Thursday, April 29, 2021
A Fragment of Epicurus
It is not rare to find a man poor in the attainment of Nature but rich in empty false opinions. For no ignorant man is satisfied with what he has; instead he pines for what he does not have. So then, just as those who have a fever are always thirsty because of the serious nature of their disease and eagerly desire what is most detrimental, so also those who have the soul which manages it in distress are always in need of everything and fall prey to fickle desires under the influence of their excessive greed.See Elias Tempelis, "A chapter of Epicurean philosophy in Porphyry's Letter to Marcella."

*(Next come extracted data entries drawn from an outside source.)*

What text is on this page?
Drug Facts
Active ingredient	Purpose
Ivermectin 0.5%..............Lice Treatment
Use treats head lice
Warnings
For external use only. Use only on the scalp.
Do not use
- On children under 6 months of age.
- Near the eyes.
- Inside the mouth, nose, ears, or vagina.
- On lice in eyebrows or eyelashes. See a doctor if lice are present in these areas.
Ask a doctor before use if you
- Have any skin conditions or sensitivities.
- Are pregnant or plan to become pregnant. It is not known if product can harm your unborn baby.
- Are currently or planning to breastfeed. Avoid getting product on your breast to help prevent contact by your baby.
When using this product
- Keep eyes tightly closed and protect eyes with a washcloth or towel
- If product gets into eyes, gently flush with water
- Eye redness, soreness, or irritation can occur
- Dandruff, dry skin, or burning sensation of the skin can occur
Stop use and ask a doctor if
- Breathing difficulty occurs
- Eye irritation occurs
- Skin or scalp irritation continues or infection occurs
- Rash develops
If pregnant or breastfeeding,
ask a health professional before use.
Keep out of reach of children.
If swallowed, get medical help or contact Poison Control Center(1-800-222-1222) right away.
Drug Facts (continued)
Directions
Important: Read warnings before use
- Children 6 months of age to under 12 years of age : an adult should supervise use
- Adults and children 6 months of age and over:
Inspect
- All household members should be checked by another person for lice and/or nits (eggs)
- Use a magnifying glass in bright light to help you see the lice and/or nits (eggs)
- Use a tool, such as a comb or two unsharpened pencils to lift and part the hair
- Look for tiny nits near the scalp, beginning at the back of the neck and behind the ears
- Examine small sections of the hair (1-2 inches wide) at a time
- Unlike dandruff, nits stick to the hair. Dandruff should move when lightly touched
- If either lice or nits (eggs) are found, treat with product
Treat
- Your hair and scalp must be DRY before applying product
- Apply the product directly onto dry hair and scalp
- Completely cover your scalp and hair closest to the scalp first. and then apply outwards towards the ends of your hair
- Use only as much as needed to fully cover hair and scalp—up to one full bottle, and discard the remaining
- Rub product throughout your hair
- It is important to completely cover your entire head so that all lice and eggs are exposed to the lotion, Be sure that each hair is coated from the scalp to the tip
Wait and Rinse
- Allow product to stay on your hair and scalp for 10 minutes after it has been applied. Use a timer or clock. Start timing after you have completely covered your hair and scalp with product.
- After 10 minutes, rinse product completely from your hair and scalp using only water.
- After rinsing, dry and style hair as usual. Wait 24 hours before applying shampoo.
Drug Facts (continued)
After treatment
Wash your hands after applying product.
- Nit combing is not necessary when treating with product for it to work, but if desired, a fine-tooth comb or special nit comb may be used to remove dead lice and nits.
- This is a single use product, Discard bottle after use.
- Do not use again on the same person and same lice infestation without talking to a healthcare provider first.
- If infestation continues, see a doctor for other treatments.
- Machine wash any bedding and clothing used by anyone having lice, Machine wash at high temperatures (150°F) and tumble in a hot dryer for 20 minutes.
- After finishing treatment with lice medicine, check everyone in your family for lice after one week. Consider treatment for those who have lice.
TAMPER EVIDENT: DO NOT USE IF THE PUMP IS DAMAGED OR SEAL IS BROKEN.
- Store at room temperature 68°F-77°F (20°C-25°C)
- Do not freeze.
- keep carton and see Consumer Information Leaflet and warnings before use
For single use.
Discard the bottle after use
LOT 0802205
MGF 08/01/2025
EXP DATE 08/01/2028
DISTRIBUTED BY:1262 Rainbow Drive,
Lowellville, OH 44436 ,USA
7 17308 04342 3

οὐ σπάνιόν γε εὑρεῖν ἄνθρωπον πρὸς τὸ τῆς φύσεως τέλος <πένητα> καὶ πλούσιον πρὸς τὰς κενὰς δόξας· οὐδεὶς γὰρ τῶν ἀφρόνων οἷς ἔχει ἀρκεῖται, μᾶλλον δὲ οἷς οὐκ ἔχει ὀδυνᾶται. ὥσπερ οὖν οἱ πυρέσσοντες διὰ κακοήθειαν τῆς <νόσου> ἀεὶ διψῶσι καὶ τῶν ἐναντιωτάτων ἐπιθυμοῦσιν, οὕτω καὶ οἱ τὴν ψυχὴν κακῶς ἔχοντες διακειμένην πένονται πάντων ἀεὶ καὶ εἰς πολυτρόπους ἐπιθυμίας ὑπὸ λαιμαργίας ἐμπίπτουσιν.
I find "those who have the soul which manages it in distress" to be awkward and misleading as a translation of οἱ τὴν ψυχὴν κακῶς ἔχοντες διακειμένην. I construe the adverb κακῶς as modifying the participle διακειμένην, i.e. "those who have the soul badly disposed." Peter Saint-Andre translates "those whose souls are in a bad condition."

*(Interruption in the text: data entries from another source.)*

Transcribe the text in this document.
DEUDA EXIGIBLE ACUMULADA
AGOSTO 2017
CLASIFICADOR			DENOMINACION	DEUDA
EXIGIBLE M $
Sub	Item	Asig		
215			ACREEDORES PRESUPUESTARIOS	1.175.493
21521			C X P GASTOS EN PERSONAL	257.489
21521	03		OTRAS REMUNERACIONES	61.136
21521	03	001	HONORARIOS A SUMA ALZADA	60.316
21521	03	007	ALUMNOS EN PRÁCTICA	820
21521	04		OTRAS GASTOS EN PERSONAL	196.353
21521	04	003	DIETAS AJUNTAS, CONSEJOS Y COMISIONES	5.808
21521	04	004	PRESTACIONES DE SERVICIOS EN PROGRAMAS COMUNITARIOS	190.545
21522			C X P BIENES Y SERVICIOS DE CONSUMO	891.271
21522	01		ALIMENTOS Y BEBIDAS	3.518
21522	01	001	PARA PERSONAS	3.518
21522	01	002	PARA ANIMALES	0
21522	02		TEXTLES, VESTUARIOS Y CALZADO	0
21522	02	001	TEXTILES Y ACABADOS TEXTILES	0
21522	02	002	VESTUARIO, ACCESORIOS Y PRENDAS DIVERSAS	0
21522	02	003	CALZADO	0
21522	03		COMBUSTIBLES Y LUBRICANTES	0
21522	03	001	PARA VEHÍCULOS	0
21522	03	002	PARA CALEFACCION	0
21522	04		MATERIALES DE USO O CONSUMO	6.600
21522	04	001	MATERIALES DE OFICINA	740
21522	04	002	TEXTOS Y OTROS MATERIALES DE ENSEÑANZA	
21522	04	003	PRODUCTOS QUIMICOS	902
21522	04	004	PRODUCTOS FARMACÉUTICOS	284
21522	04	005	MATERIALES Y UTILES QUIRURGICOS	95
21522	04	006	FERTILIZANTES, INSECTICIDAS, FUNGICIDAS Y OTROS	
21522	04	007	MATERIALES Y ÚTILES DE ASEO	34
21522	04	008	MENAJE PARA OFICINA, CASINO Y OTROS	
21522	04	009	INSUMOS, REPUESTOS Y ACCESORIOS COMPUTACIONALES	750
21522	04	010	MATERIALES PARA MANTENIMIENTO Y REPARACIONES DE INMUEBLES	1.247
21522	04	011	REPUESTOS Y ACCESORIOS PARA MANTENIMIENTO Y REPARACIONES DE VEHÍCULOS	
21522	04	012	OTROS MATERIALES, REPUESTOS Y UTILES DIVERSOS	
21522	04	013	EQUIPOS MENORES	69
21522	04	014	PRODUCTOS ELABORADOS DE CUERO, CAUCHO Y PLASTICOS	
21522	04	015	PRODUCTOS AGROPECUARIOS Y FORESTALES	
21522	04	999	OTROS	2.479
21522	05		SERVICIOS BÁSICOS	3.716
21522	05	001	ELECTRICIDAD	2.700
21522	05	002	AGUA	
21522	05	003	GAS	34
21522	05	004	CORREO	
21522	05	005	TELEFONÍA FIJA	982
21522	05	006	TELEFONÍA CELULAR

Usener supplies some parallels, including (p. 302) Horace, Epistles 1.12.3-6 (tr. H. Rushton Fairclough):
Away with complaints; for he is not poor, who has enough of things to use. If stomach, lungs, and feet are all in health, the wealth of kings can give you nothing more.
pauper enim non est, cui rerum suppetit usus.
si ventri bene, si lateri est pedibusque tuis, nil
divitiae poterunt regales addere maius.